Data has the quality of increasing in value at the rate it is compared and contrasted to other data. An observation, a time, and a place make more sense together than either of the data points analyzed individually. More practically speaking, the temperature in a facility is relevant once compared over time, across different rooms, and in respect of when it is used. Such a context permits optimization of heating and ventilation in order to spare the environment while saving costs. Data from complementary systems such as lighting and outlets could further supplement energy consumption awareness and insights. Moreover, the usage of these systems can indirectly provide insights in behavioral patterns used for future planning, system control, or changes to the property layout, etc.
Yet, to date we have not seen many successful cases of integrated data streams, fact-based decision making, and applied analytical tools in the real estate industry.
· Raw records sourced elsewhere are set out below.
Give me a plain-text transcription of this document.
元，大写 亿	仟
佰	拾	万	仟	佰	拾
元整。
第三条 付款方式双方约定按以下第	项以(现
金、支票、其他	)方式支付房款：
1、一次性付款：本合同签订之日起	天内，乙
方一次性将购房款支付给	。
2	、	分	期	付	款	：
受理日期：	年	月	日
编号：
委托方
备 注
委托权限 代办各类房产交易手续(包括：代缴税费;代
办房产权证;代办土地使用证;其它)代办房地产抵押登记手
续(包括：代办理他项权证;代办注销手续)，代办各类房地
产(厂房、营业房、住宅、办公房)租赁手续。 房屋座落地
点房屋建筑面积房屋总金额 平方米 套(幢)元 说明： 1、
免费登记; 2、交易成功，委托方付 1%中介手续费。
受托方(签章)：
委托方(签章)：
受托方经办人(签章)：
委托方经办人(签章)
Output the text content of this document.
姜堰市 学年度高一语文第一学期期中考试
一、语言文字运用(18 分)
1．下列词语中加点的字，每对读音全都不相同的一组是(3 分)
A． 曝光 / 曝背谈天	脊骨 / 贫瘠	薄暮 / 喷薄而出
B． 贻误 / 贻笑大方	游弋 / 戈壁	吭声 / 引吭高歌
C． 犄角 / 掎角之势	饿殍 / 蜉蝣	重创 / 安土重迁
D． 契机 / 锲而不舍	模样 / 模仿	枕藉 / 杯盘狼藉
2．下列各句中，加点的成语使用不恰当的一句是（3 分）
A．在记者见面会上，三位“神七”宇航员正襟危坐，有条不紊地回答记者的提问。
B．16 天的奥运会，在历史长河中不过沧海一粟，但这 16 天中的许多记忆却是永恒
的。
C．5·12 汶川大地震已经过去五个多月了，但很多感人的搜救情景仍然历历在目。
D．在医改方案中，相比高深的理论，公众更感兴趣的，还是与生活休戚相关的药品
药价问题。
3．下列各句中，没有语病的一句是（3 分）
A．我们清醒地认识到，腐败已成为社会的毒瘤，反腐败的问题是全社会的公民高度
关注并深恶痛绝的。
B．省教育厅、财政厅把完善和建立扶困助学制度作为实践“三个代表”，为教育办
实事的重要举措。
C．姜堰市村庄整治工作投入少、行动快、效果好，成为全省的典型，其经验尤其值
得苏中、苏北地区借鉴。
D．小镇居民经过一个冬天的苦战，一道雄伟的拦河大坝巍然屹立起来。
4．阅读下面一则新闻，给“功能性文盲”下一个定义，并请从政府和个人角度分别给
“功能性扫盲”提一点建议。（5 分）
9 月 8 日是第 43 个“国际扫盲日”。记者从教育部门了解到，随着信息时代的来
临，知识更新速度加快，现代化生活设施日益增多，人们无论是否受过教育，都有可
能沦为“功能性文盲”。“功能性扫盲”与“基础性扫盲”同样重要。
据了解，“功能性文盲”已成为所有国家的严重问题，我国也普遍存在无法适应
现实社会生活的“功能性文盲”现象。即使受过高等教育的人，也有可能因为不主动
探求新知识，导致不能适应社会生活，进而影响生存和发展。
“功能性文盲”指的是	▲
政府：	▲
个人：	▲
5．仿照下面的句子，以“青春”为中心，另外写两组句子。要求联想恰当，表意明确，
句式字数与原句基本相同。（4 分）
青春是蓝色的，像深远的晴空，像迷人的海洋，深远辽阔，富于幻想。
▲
Being a truly data driven organization remains fiction for many players in the industry. Not only is it difficult to recognize applications for all possible data streams, but even when application areas can be conceived, facility owners across all categories point to the same underlying issue – a lack of openness.
The figure above portrays a typical facility with multiple non-integrated modules, typically procured separately. Such modules, when connected, can typically only deliver isolated data streams related to their operating data and related metrics. The data is usually delivered in a visual format with charts, aggregated and readable only by using a proprietary system. After all, suppliers are incentivised to create lock-in effects through development of such systems.
This lack of interoperability between systems means there are no easy ways of extracting, processing, and combining data for analytical work. To put it in perspective, data scientists are reportedly spending 80% of their time working with collection, cleaning, and organisation of data – i.e. the necessary prework to set up a foundation for analysis. The potential benefits of data are therefore not always seen as worth the time and effort.
The industry has thus looked to renew their IT structures starting with reclaiming ownership of their own data, adhering to data standards and open APIs to improve system interoperability and using digital platforms to collect and analyze their data as intended. Through these efforts, data synergies are enabled and opportunities to identify new use areas are enhanced.